A Chow test is used to test whether the coefficients in two different regression models on different datasets are equal.

library(strucchange)
data <- data.frame(x = c(1, 1, 2, 3, 4, 4, 5, 5, 6, 7, 7, 8, 8, 9, 10, 10,
                         11, 12, 12, 13, 14, 15, 15, 16, 17, 18, 18, 19, 20, 20),
                   y = c(3, 5, 6, 10, 13, 15, 17, 14, 20, 23, 25, 27, 30, 30, 31,
                         33, 32, 32, 30, 32, 34, 34, 37, 35, 34, 36, 34, 37, 38, 36))

sctest(data$y ~ data$x, type = "Chow", point = 10)

格兰杰因果检验 Granger-Causality Test

The Granger Causality test is used to determine whether or not one time series is useful for forecasting another.

library(lmtest)
data(ChickEgg)
grangertest(chicken ~ egg, order = 3, data = ChickEgg)
grangertest(egg ~ chicken, order = 3, data = ChickEgg)

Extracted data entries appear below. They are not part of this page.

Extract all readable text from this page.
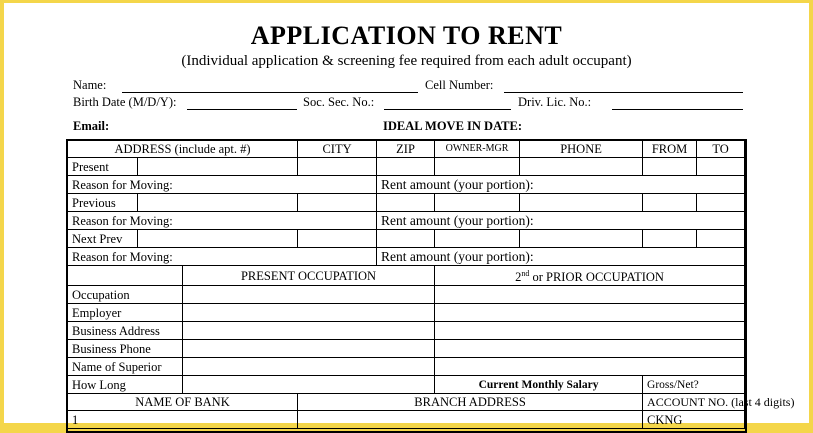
APPLICATION TO RENT
(Individual application & screening fee required from each adult occupant)
Name:	Cell Number:
Birth Date (M/D/Y):	Soc. Sec. No.:	Driv. Lic. No.:
Email:	IDEAL MOVE IN DATE:
ADDRESS (include apt. #)			CITY	ZIP	OWNER-MGR	PHONE	FROM	TO
Present								
Reason for Moving:				Rent amount (your portion):				
Previous								
Reason for Moving:				Rent amount (your portion):				
Next Prev								
Reason for Moving:				Rent amount (your portion):				
		PRESENT OCCUPATION			2nd or PRIOR OCCUPATION			
Occupation								
Employer								
Business Address								
Business Phone								
Name of Superior								
How Long					Current Monthly Salary		Gross/Net?	
NAME OF BANK			BRANCH ADDRESS				ACCOUNT NO. (last 4 digits)	
1							CKNG	
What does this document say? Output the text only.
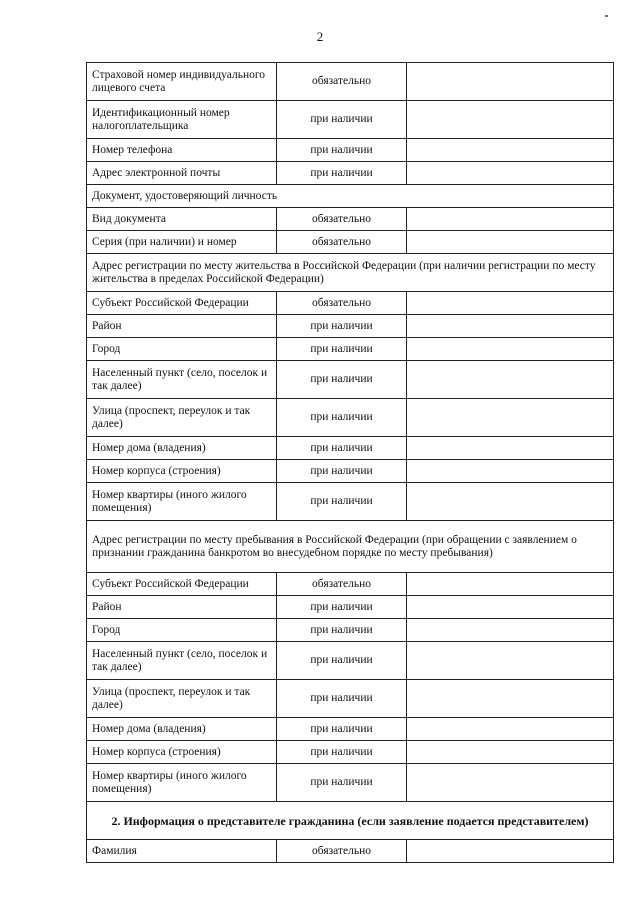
2
Страховой номер индивидуального лицевого счета	обязательно	
Идентификационный номер налогоплательщика	при наличии	
Номер телефона	при наличии	
Адрес электронной почты	при наличии	
Документ, удостоверяющий личность		
Вид документа	обязательно	
Серия (при наличии) и номер	обязательно	
Адрес регистрации по месту жительства в Российской Федерации (при наличии регистрации по месту жительства в пределах Российской Федерации)		
Субъект Российской Федерации	обязательно	
Район	при наличии	
Город	при наличии	
Населенный пункт (село, поселок и так далее)	при наличии	
Улица (проспект, переулок и так далее)	при наличии	
Номер дома (владения)	при наличии	
Номер корпуса (строения)	при наличии	
Номер квартиры (иного жилого помещения)	при наличии	
Адрес регистрации по месту пребывания в Российской Федерации (при обращении с заявлением о признании гражданина банкротом во внесудебном порядке по месту пребывания)		
Субъект Российской Федерации	обязательно	
Район	при наличии	
Город	при наличии	
Населенный пункт (село, поселок и так далее)	при наличии	
Улица (проспект, переулок и так далее)	при наличии	
Номер дома (владения)	при наличии	
Номер корпуса (строения)	при наличии	
Номер квартиры (иного жилого помещения)	при наличии	
2. Информация о представителе гражданина (если заявление подается представителем)		
Фамилия	обязательно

# H0: Time series x does not Granger-cause time series y

巴特莱特检验 Bartlett’s Test

Bartlett’s test is a statistical test that is used to determine whether or not the variances between several groups are equal.

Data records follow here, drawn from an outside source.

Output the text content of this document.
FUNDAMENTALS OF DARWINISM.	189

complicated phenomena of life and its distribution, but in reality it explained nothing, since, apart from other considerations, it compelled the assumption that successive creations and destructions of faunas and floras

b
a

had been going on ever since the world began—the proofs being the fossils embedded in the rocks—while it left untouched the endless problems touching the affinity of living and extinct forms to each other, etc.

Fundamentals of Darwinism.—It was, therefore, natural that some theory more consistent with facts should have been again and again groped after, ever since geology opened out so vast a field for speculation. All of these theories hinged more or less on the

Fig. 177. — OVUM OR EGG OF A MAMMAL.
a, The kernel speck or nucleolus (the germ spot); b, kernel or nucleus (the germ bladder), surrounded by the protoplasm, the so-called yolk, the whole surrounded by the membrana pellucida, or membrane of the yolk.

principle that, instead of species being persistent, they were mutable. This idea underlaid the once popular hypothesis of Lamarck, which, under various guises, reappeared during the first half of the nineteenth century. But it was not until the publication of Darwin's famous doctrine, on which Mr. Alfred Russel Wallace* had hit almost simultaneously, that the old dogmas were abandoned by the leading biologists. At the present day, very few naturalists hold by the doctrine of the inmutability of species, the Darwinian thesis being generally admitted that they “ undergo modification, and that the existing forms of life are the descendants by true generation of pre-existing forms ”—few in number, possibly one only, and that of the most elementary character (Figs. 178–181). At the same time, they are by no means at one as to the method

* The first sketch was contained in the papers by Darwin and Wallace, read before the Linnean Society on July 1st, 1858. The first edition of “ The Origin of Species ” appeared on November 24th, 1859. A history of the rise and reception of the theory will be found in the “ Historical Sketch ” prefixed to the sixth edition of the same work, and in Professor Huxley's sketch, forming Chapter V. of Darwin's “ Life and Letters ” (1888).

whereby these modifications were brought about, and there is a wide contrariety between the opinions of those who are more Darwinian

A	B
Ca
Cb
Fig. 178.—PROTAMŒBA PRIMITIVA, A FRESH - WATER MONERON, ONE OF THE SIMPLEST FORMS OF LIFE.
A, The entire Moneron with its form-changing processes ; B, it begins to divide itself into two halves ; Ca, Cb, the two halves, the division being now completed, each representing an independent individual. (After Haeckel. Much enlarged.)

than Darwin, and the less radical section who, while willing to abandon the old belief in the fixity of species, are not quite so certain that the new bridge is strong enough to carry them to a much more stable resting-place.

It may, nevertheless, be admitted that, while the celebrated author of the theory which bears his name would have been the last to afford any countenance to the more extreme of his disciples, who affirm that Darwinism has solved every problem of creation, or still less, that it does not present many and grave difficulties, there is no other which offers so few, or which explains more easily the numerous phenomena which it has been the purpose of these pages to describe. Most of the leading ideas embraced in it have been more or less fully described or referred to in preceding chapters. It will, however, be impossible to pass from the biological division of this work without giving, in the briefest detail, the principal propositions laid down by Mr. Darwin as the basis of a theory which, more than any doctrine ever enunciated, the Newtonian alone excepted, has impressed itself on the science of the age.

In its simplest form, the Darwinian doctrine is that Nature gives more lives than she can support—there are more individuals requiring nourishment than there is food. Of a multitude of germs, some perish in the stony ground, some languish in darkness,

df <-data.frame(group = rep(c('A','B', 'C'), each=10),
                score = c(85, 86, 88, 75, 78, 94, 98, 79, 71, 80,
                          91, 92, 93, 85, 87, 84, 82, 88, 95, 96,
                          79, 78, 88, 94, 92, 85, 83, 85, 82, 81))
bartlett.test(score ~ group, data = df)

对数秩检验 Log Rank Test

library(survival)
head(ovarian)
survdiff(Surv(futime, fustat) ~ rx, data=ovarian)
# H0: There is no difference in survival between the two groups.